Des manifestants (y compris José Bové) donnent une conférence de presse, le 3 avril 2000 à Avranches, debouts sur le panneau des travaux du site de construction du Mac Donald's qu'ils viennent d'enlever
Des manifestants (y compris José Bové) donnent une conférence de presse, le 3 avril 2000 à Avranches, debouts sur le panneau des travaux du site de construction du Mac Donald's qu'ils viennent d'enlever © AFP / MYCHELE DANIAU

José Bové s'est fait intercepter par la police des frontières à Montréal, alors qu'il allait manifester contre le traité de libre-échange Europe-Canada.

Avec la photocopie de son passeport (le passeport, lui, ayant été confisqué), il doit se rendre à l’aéroport dans l’après-midi, direction Paris.

M. Bové, joint par téléphone, commente :

Ça fout les boules au départ, et après c’est rigolo.

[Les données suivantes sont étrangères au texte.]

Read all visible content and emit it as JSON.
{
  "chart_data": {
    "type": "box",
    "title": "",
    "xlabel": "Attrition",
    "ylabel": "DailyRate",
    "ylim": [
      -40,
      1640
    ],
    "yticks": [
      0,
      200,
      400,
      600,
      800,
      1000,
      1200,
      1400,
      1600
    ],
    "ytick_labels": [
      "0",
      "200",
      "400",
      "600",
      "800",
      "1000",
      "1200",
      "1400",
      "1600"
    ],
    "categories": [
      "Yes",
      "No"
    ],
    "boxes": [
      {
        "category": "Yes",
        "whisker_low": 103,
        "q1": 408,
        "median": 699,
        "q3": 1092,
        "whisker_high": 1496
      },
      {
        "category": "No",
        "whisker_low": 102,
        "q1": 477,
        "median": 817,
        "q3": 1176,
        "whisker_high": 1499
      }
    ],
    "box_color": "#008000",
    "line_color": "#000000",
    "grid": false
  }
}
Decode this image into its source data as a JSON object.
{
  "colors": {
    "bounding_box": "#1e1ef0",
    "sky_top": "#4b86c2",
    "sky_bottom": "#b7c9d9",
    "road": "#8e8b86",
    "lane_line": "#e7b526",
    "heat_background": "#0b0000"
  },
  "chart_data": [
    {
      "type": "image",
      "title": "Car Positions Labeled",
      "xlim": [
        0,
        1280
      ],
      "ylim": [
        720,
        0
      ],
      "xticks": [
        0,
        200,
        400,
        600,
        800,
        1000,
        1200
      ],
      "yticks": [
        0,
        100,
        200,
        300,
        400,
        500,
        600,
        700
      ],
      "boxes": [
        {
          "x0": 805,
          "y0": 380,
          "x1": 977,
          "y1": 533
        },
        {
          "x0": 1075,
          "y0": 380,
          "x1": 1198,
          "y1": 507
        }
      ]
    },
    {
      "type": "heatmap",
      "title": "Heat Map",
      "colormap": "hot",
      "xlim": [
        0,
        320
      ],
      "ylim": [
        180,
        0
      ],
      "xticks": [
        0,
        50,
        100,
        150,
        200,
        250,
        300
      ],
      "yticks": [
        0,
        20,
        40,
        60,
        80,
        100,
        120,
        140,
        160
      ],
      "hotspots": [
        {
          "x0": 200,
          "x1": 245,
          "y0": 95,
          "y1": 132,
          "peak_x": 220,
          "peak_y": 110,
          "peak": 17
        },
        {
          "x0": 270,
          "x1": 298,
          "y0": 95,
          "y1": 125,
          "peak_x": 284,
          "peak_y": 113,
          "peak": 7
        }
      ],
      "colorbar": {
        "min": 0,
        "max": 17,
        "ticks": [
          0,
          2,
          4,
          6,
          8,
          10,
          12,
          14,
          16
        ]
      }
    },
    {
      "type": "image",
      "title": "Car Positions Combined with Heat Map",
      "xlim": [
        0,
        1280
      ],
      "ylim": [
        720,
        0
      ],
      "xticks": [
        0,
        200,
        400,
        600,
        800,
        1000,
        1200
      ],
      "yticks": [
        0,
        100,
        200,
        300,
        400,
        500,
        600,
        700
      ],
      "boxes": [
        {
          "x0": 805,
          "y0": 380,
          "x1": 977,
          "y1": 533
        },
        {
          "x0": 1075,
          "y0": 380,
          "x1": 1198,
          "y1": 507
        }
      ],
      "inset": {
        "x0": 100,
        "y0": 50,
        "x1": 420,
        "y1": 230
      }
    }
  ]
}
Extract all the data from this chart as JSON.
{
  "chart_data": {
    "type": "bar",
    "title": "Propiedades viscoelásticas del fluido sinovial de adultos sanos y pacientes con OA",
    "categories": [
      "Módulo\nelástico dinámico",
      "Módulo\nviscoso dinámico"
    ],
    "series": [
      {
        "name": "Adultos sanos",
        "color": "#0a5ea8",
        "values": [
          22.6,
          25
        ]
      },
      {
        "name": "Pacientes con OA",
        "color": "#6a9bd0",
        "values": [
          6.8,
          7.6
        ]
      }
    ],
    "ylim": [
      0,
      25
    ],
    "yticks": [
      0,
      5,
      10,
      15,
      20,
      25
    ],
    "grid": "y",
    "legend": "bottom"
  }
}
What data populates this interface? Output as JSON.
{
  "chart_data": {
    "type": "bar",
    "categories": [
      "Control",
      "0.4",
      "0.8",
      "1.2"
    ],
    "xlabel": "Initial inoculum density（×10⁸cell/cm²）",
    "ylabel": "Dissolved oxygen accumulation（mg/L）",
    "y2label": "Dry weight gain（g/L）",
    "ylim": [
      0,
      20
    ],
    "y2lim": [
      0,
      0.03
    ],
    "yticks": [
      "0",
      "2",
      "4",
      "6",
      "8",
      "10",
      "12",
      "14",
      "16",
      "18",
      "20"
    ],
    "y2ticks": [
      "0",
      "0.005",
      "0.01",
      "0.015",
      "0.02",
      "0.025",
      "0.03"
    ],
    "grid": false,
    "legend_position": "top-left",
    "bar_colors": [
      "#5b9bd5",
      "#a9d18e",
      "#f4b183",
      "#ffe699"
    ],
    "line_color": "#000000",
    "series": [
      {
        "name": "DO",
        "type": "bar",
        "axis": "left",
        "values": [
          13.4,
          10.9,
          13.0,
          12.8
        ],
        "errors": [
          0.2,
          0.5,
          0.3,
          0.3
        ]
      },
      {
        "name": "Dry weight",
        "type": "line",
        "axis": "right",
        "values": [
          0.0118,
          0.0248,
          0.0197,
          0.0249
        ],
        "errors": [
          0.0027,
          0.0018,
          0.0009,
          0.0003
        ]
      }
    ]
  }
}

La raison de son refoulement ? Sa condamnation il y a plus de dix ans pour la destruction du Mc Donald de Millau en 1999 – les écologistes disent "démontage" – et la destruction de plantes OGM en 2008 – M. Bové et ses amis disent "fauchage".

Un crime en France est un crime, au Canada : entrée interdite, même après avoir purgé sa peine, sauf peut-être pour Alain Juppé.

Curieuse décision du pays de Justin Trudeau, explique M. Bové :

Depuis, j’étais déjà revenu au Canada pour vendre mon livre _Le monde n’est pas une marchandise_

Il s’amuse des preuves de ses méfaits passés qui lui ont été fournies :

Ils m’ont montré des documents vus sur Google et Wikipédia.